Over two-thirds of credit portfolio managers expect corporate defaults to increase globally over the next 12 months, a significant sign of an economic slowdown.
Among surveyed managers, 75% believe defaults will increase in Europe and 74% believe defaults will increase in North America over the next 12 months, according to a third-quarter survey by the International Association of Credit Portfolio Managers.
The Aggregate Credit Default Outlook index for the next 12 months fell to -56.2 in the most recent survey, down from -45.4 in the previous quarter. A negative number indicates credit conditions are expected to worsen, while positive numbers mean conditions are expected to improve.

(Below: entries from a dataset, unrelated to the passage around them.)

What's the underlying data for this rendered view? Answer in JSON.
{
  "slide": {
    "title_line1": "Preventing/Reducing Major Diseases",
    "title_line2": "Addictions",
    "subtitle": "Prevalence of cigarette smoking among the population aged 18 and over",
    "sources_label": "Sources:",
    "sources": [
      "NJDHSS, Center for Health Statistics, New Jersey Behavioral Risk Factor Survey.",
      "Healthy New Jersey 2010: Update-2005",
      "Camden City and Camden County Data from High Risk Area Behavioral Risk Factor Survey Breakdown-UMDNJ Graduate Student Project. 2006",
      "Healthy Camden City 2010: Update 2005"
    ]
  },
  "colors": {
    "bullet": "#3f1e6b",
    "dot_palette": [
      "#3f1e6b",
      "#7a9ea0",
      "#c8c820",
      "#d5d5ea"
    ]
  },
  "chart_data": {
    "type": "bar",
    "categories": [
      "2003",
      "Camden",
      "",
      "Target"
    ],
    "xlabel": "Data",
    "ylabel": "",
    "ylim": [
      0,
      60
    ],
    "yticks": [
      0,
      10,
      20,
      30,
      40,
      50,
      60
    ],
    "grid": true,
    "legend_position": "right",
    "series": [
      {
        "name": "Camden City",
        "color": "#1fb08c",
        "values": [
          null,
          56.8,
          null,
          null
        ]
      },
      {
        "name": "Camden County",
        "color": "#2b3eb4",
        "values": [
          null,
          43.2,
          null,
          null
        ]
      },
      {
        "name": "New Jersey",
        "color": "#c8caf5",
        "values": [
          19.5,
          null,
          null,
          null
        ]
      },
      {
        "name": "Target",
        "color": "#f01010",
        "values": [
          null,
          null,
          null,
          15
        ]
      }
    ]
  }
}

Managers are most pessimistic about North America and Europe, which each had an index of -66.7. In the previous quarter, North America's index was -59.5, while Europe's was -42.4.
"I think there's increasing consensus that things are looking worse," said Som-lok Leung, IACPM's executive director, in an interview. "Not everyone is using the word 'recession' yet, but definitely using the word 'slowdown.' "
"They're seeing it in their client' portfolios, firms that are showing up with weaknesses or issues just for the last several weeks to the last month," Mr. Leung said.
IACPM's Credit Spread Outlook index for the next three months overall fell to -25 in the most recent survey, which was conducted in the beginning of October, from -19.1 three months earlier and -3.3 in the first quarter.
"I think it's quite useful and interesting to see the investment-grade index perspectives are actually fairly close to neutral," Mr. Leung said. "In fact, the U.S. one improved and the European one declined. Both are fairly close. The high-yield view for both got worse and markedly worse for Europe."
The Credit Spread Outlook index for the next three months for North American investment-grade credit is -11.4 for the current quarter, up from -21.9 the prior quarter and the outlook index for North American high-yield credit fell to -42.9 from -34.4 the previous quarter. Europe's index dropped to -12 from -7.7, and the Europe crossover index plummeted to -32 from -8.
Mr. Leung said the numbers mean managers are much more concerned with smaller, less well capitalized companies more than their larger counterparts.
"I think really if people are expecting more impact on high-yield firms than on investment-grade firms," Mr. Leung said, "it's probably more of a downward slope than a drop off the cliff. If it's a drop off the cliff, then investment-grade is also affected."
The survey is conducted among IACPM members, which consist of credit portfolio managers at more than 100 financial institutions in the U.S., Europe, Asia, Africa and Australia.